Throw Back Thursday: The STEM Life [part 2]

 “To Make the Best Better” is the 4-H motto,  with the 4-H Club pledge describing the action steps: “I pledge … My Head to clearer thinking, My Heart to greater loyalty, My Hands to larger service and My Health to better living for my club, my community, my country, and my world.”  Albert Bishop would have turned 90 this week, on the Ides of March, the 15th, a day after Pi Day. He lived 87 years, fulfilling the motto and pledge as an FFA and 4-H Club member and 4-H adult leader, serving and bettering our world. 

One of his legacies is forming the Apple Pi Robotics Team at Guilford High School in 2006. (the name symbolizing the farm, its bakery and math pi=3.14159167)  This STEM program enriches many facets of life, giving students new insights into the multifaceted world of robotics. As the only FIRST robotics team founded and continually sponsored by a farm, Al Bishop always described himself as the team’s catalyst; he was inspired to found Team 2067 after watching his grandson Seth’s participation in the Manchester NH Robotics program. Like many student team members, Seth formed a love of STEM that inspired his college choices and career, leading him to his work as an imagery analyst.  Read more on robotics in this previous post. My parents Al and Barb Bishop executed and delivered the 4-H pledge. Thanks to their hard work alongside other family members, our farm has made great strides to grow, survive and prosper in Guilford, adapting to the demands of the marketplace, size of the family and the crops we grow.

Gone are the cows of the ‘30s. Vision and fortitude to take on new risks associated with farming were passed on from my Grandfather Arthur and Great Uncle Charles as they bought more land and adapted the partnership in 1957 to include the 4th Generation.
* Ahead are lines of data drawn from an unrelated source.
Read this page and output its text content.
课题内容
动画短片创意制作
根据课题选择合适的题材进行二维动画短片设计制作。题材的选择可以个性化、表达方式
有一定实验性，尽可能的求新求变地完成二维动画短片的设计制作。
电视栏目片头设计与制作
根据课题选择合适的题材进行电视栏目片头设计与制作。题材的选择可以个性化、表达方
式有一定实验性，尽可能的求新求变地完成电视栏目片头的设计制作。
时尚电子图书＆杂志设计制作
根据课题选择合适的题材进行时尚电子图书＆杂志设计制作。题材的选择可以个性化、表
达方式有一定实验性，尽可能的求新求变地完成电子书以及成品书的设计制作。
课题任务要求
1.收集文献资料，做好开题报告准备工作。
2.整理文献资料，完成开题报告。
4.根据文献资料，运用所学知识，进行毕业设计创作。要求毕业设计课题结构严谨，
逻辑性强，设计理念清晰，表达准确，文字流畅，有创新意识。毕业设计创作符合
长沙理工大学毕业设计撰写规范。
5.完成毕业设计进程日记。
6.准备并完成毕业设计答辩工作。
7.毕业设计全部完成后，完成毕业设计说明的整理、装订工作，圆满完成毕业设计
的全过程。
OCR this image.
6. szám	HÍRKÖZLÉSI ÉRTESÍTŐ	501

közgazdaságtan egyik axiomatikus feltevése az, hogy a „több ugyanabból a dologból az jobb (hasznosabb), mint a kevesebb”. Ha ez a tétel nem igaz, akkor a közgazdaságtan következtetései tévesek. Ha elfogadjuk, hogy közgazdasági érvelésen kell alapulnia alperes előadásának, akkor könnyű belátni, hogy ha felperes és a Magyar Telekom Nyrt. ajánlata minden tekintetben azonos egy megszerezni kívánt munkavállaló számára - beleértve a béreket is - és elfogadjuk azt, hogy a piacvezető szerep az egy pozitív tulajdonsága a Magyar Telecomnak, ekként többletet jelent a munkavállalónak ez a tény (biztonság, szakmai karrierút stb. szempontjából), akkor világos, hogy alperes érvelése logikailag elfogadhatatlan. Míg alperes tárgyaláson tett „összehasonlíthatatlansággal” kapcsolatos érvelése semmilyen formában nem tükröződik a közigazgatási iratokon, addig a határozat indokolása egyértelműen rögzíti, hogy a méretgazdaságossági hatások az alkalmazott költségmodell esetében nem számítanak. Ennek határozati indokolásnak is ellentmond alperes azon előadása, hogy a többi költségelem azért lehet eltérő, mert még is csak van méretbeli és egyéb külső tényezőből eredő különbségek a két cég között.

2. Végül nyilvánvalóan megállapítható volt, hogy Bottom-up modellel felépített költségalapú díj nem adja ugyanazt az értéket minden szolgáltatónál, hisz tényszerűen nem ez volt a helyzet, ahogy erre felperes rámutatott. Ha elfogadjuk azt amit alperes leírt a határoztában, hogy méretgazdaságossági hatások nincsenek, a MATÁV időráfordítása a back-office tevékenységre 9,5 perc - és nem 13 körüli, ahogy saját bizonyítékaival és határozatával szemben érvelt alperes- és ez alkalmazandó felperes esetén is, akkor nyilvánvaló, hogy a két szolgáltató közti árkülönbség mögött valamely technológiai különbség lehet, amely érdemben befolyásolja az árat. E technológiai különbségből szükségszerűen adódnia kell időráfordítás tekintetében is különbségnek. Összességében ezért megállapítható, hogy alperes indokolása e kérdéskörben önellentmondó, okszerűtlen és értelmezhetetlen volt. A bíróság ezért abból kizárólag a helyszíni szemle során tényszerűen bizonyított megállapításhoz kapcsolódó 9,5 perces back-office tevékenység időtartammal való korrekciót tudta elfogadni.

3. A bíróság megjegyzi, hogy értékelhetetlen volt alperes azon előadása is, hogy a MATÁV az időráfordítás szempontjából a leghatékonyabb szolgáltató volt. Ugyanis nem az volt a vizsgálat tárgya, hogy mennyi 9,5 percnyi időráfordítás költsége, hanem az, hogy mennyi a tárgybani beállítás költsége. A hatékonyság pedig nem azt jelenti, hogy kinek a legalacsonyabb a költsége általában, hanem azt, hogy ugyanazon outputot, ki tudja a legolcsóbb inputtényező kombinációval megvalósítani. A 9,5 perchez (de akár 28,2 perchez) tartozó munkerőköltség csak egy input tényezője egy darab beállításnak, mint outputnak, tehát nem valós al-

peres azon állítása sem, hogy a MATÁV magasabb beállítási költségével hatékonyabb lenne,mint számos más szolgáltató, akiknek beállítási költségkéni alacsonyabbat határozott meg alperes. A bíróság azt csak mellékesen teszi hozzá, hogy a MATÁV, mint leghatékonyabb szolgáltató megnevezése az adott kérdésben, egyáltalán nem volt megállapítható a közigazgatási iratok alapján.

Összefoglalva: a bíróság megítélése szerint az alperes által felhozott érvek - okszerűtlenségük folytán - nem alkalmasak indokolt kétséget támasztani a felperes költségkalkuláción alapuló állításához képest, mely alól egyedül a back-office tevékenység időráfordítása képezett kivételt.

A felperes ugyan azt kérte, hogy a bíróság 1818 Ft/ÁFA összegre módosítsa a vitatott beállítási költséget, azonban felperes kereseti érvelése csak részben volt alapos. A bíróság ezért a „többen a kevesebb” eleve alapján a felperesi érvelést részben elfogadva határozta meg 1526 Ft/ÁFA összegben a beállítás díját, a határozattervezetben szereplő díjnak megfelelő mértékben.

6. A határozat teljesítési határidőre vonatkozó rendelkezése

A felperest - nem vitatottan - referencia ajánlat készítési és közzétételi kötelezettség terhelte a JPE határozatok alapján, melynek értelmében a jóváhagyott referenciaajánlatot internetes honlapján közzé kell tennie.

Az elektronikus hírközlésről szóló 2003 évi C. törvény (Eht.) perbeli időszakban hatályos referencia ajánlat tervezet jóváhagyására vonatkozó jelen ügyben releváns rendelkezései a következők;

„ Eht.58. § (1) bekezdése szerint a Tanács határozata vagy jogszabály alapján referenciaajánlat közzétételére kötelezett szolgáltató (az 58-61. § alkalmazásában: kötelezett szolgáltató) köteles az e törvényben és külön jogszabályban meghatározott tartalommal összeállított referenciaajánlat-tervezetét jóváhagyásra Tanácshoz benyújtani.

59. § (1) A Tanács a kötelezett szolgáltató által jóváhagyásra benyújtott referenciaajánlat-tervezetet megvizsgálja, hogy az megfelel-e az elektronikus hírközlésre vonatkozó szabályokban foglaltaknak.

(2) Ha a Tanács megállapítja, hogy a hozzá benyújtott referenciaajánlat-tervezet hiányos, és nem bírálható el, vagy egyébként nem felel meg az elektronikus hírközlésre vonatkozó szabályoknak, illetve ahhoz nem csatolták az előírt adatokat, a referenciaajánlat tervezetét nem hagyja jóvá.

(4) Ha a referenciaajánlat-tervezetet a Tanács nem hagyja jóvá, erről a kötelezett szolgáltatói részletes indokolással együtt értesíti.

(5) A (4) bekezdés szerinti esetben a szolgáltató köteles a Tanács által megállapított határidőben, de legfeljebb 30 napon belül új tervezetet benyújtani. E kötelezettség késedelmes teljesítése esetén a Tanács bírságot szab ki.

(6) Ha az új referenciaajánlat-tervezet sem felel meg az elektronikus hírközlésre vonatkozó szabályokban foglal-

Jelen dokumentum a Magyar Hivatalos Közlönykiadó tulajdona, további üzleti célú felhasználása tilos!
Shifts occurred from “Truck Gardening” vegetable production, sales to wholesalers and direct store deliveries of apples to Stop & Shop into direct retail at the ‘farm stand’ on Route 1.  Strawberries, blueberries, then raspberries were added to the mix replacing larger acreage of vegetables, morphing into retail and PYO sales under Dad’s direction, complementing his cousin Gene’s production of apples, peaches and pears. In 1973, a plunge was taken to open the ‘farm stand’ into a year round retail farm market. 50 years later, the 600 sq ft. ‘market’ in the landmark hip-roof barn is now 8500 sq ft with diversity that extends beyond the walls into the fields with agri-tourism events, PYO and our CSA.

Frugal choices and sweat equity took Mom and Dad from UCONN grads to experiences in Ireland and Germany, back to Guilford where they designed and built their first and lifetime home adjacent to the farm. Improvements to the home came room by room as they initially used savings from college jobs, Dad’s ROTC and USAF service and farm projects to fund their home.  Dad worked alongside contractors they hired to keep it affordable as they raised 4 children and borrowed additional funds in small increments rather than a larger traditional mortgage. 

Finally, just as I opened this post, I now circle back to my Eulogy to Dad on April 2, 2017 with over 300 people gathered at the First Congregational Church, whose lives he touched. I closed that Eulogy with the 4-H pledge, which he actively lived and passed on in diverse ways.